In SHRINKS, Dr Lieberman traces the field from its birth as a mystic pseudo-science through its adolescence as a cult of 'shrinks' to its late blooming maturity since the Second World War as a science-driven profession that saves lives. With fascinating case studies and portraits of the luminaries of the field, from Sigmund Freud to Eric Kandel, SHRINKS is a gripping and illuminating read. It is also an urgent call-to-arms to dispel the stigma surrounding mental illness and to start treating it as a disease rather than a state of mind.
PUBLISHERS WEEKLY
Lieberman (co-author of Essentials of Schizophrenia), former president of the American Psychiatric Association, does a stellar job of recounting the history of his profession, warts and all, in a way that is easily accessible to lay readers and full of surprising facts.
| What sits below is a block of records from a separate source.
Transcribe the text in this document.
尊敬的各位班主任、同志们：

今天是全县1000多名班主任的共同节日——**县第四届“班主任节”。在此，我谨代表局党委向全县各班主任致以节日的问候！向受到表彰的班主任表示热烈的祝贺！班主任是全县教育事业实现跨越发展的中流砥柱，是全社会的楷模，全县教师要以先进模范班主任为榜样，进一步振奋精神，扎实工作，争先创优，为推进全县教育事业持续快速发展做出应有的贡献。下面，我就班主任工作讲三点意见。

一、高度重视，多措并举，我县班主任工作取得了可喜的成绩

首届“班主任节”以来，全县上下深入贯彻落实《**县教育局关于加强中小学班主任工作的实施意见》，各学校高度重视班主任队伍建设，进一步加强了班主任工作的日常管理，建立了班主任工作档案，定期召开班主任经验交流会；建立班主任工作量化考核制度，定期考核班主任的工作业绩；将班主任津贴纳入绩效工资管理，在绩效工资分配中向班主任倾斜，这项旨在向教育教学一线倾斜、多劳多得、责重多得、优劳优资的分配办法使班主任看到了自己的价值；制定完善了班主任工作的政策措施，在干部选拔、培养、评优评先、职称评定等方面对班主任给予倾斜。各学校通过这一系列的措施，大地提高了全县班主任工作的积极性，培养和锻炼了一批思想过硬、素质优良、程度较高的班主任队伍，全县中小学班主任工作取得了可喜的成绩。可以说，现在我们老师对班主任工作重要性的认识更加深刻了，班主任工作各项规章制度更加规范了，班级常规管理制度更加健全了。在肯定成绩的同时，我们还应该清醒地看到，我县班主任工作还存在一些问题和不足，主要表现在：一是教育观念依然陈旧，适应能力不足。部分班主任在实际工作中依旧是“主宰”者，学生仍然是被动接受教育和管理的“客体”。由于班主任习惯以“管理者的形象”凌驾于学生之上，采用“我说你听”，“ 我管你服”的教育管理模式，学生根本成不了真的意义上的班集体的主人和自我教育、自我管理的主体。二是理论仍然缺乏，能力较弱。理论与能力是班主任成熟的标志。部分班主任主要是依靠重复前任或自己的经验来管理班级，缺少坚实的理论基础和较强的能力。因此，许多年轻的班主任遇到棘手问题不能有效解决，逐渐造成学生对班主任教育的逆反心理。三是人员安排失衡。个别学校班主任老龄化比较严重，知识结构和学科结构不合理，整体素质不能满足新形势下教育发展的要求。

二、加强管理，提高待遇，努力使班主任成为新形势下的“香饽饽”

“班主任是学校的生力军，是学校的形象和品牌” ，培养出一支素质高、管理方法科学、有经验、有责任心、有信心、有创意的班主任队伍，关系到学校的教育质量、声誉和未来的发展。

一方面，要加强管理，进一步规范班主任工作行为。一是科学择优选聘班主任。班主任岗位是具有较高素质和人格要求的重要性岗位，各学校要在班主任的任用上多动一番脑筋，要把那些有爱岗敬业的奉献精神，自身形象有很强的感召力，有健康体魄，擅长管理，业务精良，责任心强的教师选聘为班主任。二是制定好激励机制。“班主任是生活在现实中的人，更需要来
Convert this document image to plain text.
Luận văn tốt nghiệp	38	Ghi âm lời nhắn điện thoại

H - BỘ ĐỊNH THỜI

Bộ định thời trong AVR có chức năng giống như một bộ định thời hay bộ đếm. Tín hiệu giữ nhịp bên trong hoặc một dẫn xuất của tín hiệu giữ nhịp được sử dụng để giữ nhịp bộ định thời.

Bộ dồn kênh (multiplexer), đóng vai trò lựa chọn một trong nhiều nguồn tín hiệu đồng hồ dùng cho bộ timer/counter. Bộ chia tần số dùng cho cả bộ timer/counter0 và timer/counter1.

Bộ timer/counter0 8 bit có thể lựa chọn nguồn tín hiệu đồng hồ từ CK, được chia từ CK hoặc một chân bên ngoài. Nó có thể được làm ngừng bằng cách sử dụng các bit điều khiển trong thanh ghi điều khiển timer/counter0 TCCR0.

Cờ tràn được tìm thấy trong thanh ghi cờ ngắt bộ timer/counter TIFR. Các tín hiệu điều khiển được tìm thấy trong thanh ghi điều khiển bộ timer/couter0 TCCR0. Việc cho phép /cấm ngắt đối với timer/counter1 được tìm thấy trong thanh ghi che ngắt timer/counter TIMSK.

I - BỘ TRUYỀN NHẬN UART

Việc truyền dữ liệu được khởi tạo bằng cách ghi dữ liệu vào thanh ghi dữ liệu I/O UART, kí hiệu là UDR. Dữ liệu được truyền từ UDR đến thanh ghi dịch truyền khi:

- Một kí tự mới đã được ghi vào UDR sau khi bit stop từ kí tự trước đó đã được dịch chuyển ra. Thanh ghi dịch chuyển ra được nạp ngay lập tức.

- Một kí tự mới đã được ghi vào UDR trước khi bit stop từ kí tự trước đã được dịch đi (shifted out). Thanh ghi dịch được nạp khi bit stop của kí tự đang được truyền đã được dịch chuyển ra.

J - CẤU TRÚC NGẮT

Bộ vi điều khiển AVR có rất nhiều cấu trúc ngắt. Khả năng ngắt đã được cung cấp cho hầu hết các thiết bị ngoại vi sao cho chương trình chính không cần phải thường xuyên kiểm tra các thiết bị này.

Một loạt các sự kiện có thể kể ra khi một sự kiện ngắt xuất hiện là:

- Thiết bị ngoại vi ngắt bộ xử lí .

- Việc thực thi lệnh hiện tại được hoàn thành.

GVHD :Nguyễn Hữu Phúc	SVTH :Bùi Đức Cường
While people are "more likely to need services from psychiatry than any other medical specialty," the stigma attached to mental illness means that most sufferers "consciously avoid the very treatments now proven to relieve their symptoms." But the path from defining a mental illness to finding a consistently effective treatment for it is far from linear, and Lieberman pulls no punches while demonstrating how many psychiatrists, including Freud, made serious missteps that harmed patients and discredited the field in the eyes of the general public. He ends on an upbeat note, however, convincingly arguing that the shame of admitting to mental illness may become a thing of the past, because sufferers can be "diagnosed and treated very effectively," although he notes that the public still needs to be educated about recent advances.